Adsorption and substitution effects of Mg on the growth of calcium sulfate hemihydrate: An ab initio DFT study

Abstract

Calcium sulfate hemihydrate (CaSO4·0.5H2O, CSH) whiskers with high aspect ratio are promising reinforce materials which have drawn much attention. In order to obtain high quality CSH materials, effect of Mg2+ ions on properties of the (002), (200)1 and (200)2 planes of CSH is investigated using an ab initio density functional theory (DFT) with a van der Waals (vdW) dispersion-correction. The computed results show that strong adsorption and substitution effects take place between Mg2+ ion and (200)1 plane. The adsorption energies of an Mg2+ ion on the (002), (200)1 and (200)2 planes are −0.066, −0.571 and −0.047eV, respectively. An insight into the electrostatic potential of pristine CSH planes has demonstrated that the (200)1 plane is much more negatively charged than the (002) and (200)2 planes. The energies of the substitution of a Ca atom with an Mg atom on the CSH (002), (200)1 and (200)2 planes are 1.572, 0.063 and 1.349eV, respectively.
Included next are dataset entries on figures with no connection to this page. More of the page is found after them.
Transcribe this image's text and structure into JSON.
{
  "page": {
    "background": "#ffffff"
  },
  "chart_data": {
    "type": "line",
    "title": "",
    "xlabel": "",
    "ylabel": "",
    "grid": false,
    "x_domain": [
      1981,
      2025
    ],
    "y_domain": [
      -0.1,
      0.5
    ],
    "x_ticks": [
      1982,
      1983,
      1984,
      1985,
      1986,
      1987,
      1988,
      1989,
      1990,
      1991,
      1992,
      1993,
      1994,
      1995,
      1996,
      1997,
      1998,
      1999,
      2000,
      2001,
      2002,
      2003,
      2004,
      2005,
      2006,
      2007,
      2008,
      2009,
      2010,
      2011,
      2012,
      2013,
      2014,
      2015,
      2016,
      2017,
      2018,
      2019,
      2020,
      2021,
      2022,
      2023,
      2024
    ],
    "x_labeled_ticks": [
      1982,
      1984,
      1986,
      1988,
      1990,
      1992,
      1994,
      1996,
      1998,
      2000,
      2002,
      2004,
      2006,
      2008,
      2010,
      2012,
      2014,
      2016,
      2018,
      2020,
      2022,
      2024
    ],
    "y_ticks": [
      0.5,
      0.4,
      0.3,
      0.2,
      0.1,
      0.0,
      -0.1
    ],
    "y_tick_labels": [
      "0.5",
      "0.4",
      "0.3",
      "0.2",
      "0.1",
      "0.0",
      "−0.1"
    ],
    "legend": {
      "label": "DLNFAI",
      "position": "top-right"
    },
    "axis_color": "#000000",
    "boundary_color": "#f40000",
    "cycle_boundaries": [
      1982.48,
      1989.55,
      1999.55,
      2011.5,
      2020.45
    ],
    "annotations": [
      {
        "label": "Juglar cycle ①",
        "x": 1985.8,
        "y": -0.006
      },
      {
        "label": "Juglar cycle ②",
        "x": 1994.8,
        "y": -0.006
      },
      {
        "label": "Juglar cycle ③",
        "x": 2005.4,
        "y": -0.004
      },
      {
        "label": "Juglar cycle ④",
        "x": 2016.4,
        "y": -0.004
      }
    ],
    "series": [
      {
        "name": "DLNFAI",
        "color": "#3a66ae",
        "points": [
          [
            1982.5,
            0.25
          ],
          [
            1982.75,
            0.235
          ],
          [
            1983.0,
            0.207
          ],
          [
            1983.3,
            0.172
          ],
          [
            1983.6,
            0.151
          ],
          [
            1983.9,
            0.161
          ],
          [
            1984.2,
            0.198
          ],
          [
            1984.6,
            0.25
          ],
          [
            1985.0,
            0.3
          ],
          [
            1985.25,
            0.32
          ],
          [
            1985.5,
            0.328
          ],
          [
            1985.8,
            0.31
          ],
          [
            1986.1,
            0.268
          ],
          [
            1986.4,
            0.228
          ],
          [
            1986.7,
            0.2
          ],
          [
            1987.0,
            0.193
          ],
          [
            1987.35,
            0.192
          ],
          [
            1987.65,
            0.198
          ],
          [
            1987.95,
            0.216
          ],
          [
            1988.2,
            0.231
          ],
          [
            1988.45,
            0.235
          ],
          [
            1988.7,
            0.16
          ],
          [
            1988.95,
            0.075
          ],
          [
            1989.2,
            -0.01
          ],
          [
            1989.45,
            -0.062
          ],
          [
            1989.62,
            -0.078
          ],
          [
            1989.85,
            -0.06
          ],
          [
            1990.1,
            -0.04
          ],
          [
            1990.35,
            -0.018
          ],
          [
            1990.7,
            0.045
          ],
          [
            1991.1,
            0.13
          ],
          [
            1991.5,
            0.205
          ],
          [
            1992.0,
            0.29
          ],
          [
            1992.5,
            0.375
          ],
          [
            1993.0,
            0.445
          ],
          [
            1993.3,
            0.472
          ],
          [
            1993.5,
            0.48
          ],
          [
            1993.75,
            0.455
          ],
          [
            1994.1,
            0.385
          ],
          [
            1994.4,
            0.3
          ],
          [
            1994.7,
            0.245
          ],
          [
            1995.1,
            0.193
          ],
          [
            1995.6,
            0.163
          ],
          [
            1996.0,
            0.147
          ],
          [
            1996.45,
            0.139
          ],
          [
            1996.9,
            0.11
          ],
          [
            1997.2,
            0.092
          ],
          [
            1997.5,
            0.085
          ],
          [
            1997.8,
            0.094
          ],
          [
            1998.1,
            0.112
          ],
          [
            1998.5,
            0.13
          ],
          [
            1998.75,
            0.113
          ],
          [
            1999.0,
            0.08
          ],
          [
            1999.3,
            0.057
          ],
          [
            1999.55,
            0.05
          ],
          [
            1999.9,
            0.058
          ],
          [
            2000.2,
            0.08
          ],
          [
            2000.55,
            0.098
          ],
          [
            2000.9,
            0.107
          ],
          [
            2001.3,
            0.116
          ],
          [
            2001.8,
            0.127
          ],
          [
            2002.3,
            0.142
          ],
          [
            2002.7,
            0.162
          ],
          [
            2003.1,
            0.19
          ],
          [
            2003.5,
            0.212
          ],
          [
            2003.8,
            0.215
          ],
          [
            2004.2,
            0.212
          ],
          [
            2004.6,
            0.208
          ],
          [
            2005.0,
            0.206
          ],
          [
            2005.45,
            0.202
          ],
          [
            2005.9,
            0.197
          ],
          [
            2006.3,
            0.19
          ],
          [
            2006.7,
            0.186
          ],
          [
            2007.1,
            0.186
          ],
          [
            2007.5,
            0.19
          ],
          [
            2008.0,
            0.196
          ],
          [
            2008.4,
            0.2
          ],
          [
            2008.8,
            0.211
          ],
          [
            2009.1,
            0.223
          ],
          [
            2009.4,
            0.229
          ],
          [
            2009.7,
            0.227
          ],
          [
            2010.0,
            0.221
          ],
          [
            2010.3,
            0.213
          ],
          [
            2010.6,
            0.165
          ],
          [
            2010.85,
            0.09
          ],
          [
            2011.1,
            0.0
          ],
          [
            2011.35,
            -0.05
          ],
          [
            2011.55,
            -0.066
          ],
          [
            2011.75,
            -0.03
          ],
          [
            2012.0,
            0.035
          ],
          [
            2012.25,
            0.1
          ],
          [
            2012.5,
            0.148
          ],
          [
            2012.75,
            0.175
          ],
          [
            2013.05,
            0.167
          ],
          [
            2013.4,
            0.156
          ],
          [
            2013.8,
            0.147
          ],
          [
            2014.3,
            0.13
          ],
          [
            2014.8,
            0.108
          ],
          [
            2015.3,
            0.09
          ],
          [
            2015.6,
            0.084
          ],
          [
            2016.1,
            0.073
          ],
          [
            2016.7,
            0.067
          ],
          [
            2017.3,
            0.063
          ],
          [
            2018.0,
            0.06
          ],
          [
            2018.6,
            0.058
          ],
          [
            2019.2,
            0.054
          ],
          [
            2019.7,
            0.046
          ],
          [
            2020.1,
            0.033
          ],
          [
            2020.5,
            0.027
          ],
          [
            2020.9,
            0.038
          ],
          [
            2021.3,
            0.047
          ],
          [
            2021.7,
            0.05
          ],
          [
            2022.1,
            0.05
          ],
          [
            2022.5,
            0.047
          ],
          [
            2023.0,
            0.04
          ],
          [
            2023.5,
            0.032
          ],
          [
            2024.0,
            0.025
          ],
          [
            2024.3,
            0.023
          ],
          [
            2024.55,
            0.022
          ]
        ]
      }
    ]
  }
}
It is found that Ca atoms on the (200)1 plane are relatively easy to be substituted by Mg atoms. The calculation results of a Ca2+ ion adsorption on the Mg-doped (200)1 plane indicate that the adsorption energies increase apparently as the doping ratio varies from 0 to 1.0. Compared with K+, Na+ and Al3+ ions, Mg2+ ion is the most promising additive to promote the growth of CSH along c axis.